1.692780-4197848889
Image Credit: Illustration: Nino Jose Heredia/©Gulf News

Everyone agrees that the UAE education system needs reform, and most agree that the best practice from around the world should be brought into the country to be the centre of these reforms, but there is a lot less agreement on how all this would work in practice.

Two factors drive widespread deep concerns. First, there is the obvious failure of the UAE schools, particularly in the state system, to provide quality education. Over the decades there has been too much emphasis on learning by rote, and not enough on self-motivation and independent thinking, with a curriculum which got stuck in the past.

Second: as better educational methods are brought to bear in the schools, there is a genuine worry that the foreign origin of these methods can become a threat to the embattled national identity, a demographic threat which has been exaggerated by the poor teaching of Arabic in the UAE schools.

This is why you have respected thinkers like Dr Mariam Lootah, of the Political Science Department at UAE University, telling the conference on Education in the UAE at the Emirate Centre of Strategic Studies and Research (ECSSR) of the negative impact of "continuous intervention by foreigners, changing policies, and that too much time and money is given to foreign experts and not enough time given to local priorities."

Dr Mariam was very specific that "the main factors in education policy have to be local, and the UAE needs to focus on internal drivers to build good citizens".

This important theme of the underlying purpose of education in building a strong society was echoed by Dr Abdul khaleq Abdullah, professor of Political Science at UAE University and the chair of the session, who reminded the conference of the importance of emiratisation in teaching, and finding and training Emirati teachers.

"Just as we emiratised our armed forces 20 years ago, so education has to be emiratised so as to create good citizens," he said.

However, in the vigorous debate following the speeches, several speakers' passionate insistence on the importance of effective Arabic skills and reinforcing the UAE national identity drifted into the dangerous area of tending to equate foreign with bad, and Emirati with good.
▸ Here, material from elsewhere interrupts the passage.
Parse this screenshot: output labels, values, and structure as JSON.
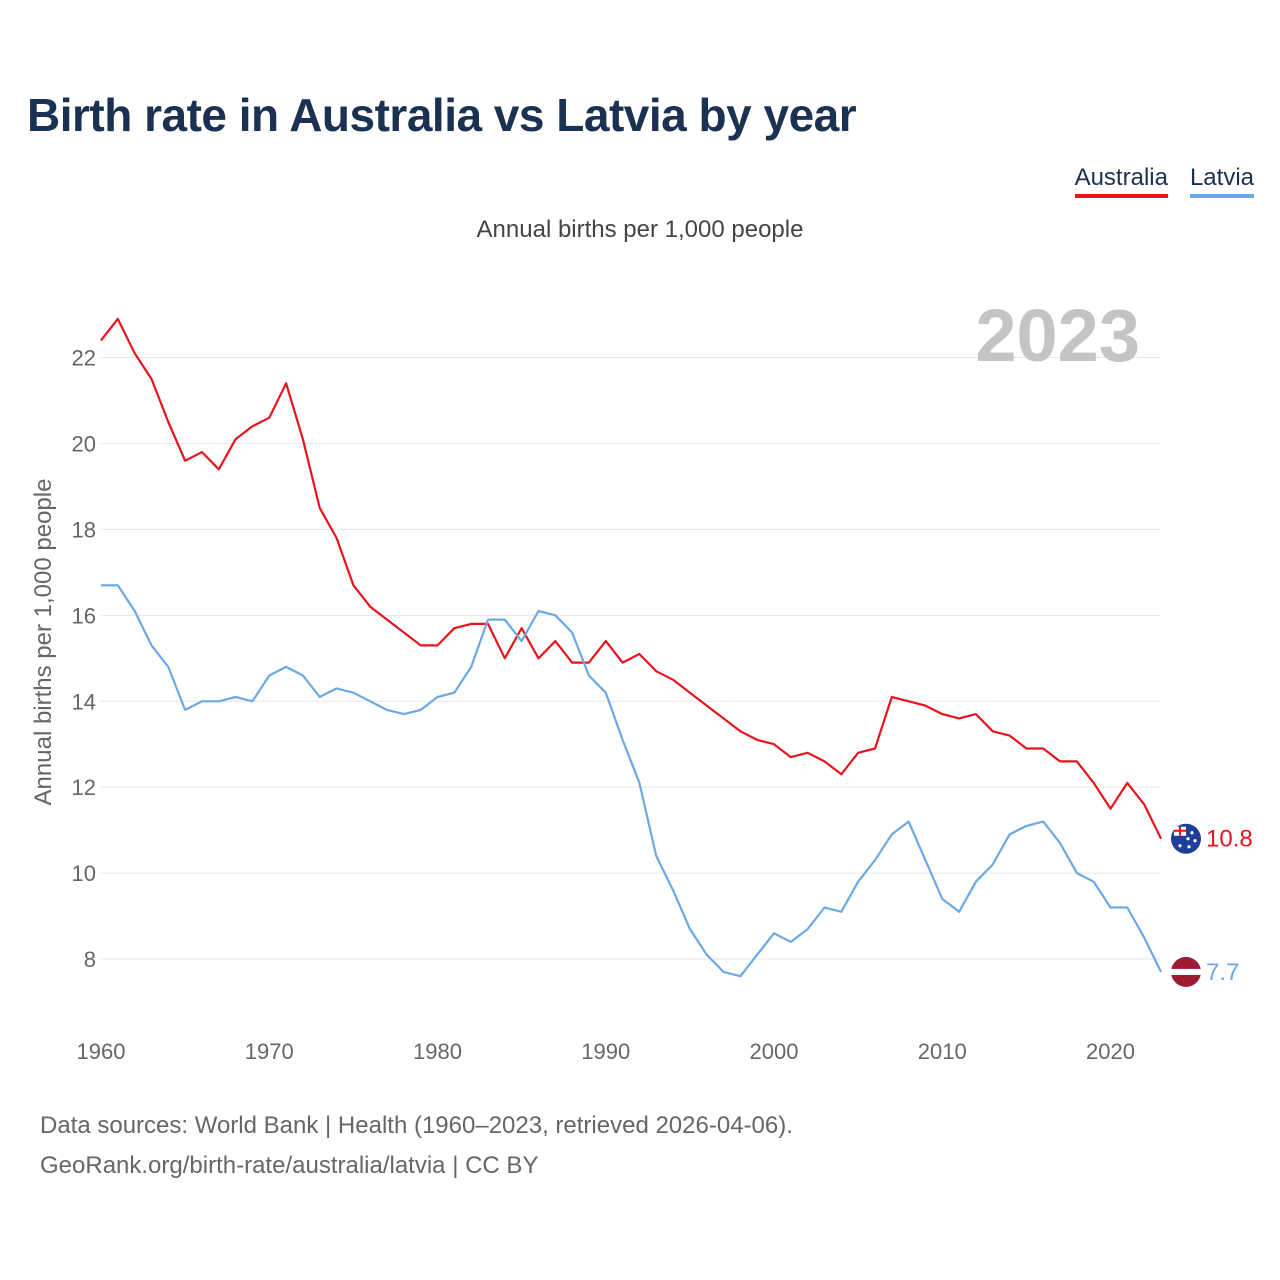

But in fact the combination of the two is where the UAE should be heading: good world class practice and strong UAE identity have to go together. As even Dr Mariam said, "we can benefit from the experiences of others and build with them."

The point of contention was how this was to be done, given the background of the Ministry of Education's failure to follow a clear strategy over the decades.

The overall vision was made clear by Shaikh Nahyan Bin Mubarak Al Nahyan, Minister of Higher Education and Scientifc Research, when he said in his opening address that learning foreign languages "does not contradict our universities and colleges being genuine national institutions, because we are also concerned that graduates are well versed in Arabic and our Arab and Islamic heritage."

The ECSSR's conference also brought to the fore the dangers of allowing diverging school standards and practices in different emirates, as the various educational authorities in different emirates carry out their own reforms of the schools in their responsibility.

"We have a federal state and we need a unified education policy," said Dr Mariam, as she commented on the current decentralisation from the federal Ministry of Education. "There are some trends which go against that policy. If they support it, good. But if they contradict it, they have to be re-evaluated. We are one country."

This concern was over any divergence in strategy between the federal and different emirate governments, such as the programmes run by Dubai's Knowledge and Human Development Authority, and the Al Ghad programme of reform launched some year ago by the Ministry of Education, and the Abu Dhabi Education Council's New School Model, a profound reform of teaching methods being implemented in Abu Dhabi schools this month.

ADEC has started the New School Model in all grades from Kintergarden up to Grade 3 at the start of this academic year, and it is due to be rolled out into all grades by academic year 2015-16. Dr Lynne Pierson of ADEC said "the New School Model is not about English. It is about teaching. We use Arabic in KG as the mother tongue."

Urgent concern

Education has become a real concern in the UAE as all nationals, ranging from the most liberal to the most conservative, who find common ground in the threat that the generation just emerging into the work force has almost been overwhelmed by the huge proportion of resident foreigners in the country.

This is why there is a powerful requirement to focus on ensuring that all UAE nationals can speak Arabic well. The need to bolster the UAE national identity is vital for the survival of the UAE as an Arab and Gulf nation.

The challenge is to combine this urgent task with another: taking the UAE into the global world, relying on its own population who will need a world-class education to be able to survive at a minimum, and at best offer leadership to other countries, in the global world.